Il y a vingt ans déjà, le capitaine Harris, officier au service de la compagnie des Indes, s’en allait, au fond du pays des Cafres, livrer une guerre acharnée aux lions, aux éléphans, aux autruches ; mais n’oublions pas que Levaillant, dès le siècle passé, avait cherché dans l’Afrique australe les émotions de la chasse et des courses lointaines. Le capitaine Harris ne faisait donc que suivre l’exemple donné par cet homme aventureux, et il trouva lui-même de nombreux imitateurs. Il y a quelque temps, on racontait ici même les curieux voyages du chasseur d’éléphans Wahlberg[1] ; on rappelait aussi les excursions de notre compatriote M. Delegorgue, qui se lançait jusqu’au tropique du Capricorne, à travers les tribus Amazoulous, à la poursuite de l’antilope noire, abattant dans le trajet maint rhinocéros et maint hippopotame. M. Gordon Cumming, intrépide chasseur né dans les montagnes de l’Ecosse, venait à son tour s’enivrer de la liberté sans limites « dont on se sent en possession, dit-il, quand on a mis le pied sur cette terré sauvage. » Les relations qu’ont écrites ces vaillans sporstmen, à quelques exagérations près, ont leur utilité et leur intérêt. La faune et la flore des régions austro-africaines s’y trouvent amplement décrites, et nous y remarquons des détails nouveaux sur les mœurs, les usages, le caractère des tribus dont se composent les deux grandes familles des Cafres et des Hottentots. Quant aux découvertes géographiques, on ne peut guère les attendre d’hommes qui se sont proposé un tout autre but, et qui sont forcés de se faire accompagner par de lourds chariots, traînés par des douzaines de bœufs, pour avoir sous la main leurs armes, leurs bagages, et pour rapporter des dépouilles et des collections.

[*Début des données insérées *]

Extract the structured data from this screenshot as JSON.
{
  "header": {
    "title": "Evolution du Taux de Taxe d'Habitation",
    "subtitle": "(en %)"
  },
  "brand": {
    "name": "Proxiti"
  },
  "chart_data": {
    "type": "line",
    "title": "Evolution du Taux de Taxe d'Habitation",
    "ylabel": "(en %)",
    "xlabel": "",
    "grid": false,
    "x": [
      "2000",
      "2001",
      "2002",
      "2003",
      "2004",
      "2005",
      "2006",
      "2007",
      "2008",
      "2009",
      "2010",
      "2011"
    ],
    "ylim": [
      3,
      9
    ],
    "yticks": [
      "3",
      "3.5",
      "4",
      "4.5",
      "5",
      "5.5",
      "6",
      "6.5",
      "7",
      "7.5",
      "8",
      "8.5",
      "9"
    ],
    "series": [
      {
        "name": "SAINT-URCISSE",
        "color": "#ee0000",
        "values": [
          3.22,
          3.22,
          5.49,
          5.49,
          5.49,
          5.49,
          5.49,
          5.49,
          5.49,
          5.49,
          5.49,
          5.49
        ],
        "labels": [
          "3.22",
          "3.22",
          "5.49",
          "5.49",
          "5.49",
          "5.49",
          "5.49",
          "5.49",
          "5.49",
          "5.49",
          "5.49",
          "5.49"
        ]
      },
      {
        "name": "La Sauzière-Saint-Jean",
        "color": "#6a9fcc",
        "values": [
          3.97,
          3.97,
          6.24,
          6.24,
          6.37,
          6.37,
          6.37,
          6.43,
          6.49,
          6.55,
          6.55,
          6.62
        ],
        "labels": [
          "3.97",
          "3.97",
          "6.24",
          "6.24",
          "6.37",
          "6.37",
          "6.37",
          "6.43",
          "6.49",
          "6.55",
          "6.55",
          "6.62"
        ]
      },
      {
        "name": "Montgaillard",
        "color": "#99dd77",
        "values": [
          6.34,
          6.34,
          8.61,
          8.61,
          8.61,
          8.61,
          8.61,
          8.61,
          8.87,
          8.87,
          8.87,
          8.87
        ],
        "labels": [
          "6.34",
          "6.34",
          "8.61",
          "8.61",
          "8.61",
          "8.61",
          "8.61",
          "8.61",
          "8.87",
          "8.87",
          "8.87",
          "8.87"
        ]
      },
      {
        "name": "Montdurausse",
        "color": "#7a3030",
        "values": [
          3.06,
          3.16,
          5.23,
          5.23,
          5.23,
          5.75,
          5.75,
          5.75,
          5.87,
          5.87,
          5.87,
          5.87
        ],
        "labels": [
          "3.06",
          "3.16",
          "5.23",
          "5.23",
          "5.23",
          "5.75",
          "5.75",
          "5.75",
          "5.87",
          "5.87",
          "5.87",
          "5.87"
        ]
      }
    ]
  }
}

Ces explorations, ces longs voyages, que les chasseurs ne pouvaient pas entreprendre, les missionnaires les ont accomplis en partie. Il n’y a pas, à vrai dire, un plus rude labeur que celui auquel se livrent les missionnaires européens en Afrique. Les missions établies jadis au cap de Bonne-Espérance par les frères moraves sont placées aujourd’hui sous la direction du culte évangélique. Bien que de temps en temps elles avancent de quelques lieues sur la terre sauvage, et paraissent reculer les dernières étapes de la civilisation, elles n’obtiennent que de bien minces résultats au milieu de peuplades barbares auxquelles les notions de morale et de religion sont tout à fait étrangères. L’un des missionnaires qui ont déployé en Afrique le plus d’activité, M. Moffat, a publié un ouvrage où l’on peut suivre les vicissitudes et les misères de cette vie d’abnégation et d’épreuves. M. Cumming, le dur chasseur dont les habitudes sont si étrangères à celles de ces hommes de paix et de religion, nous les représente de son côté comme voués à des fatigues

  1. Voyez sur Wahlberg la Revue du 1er juillet 1857, et sur Harris la Revue du 15 janvier 1843.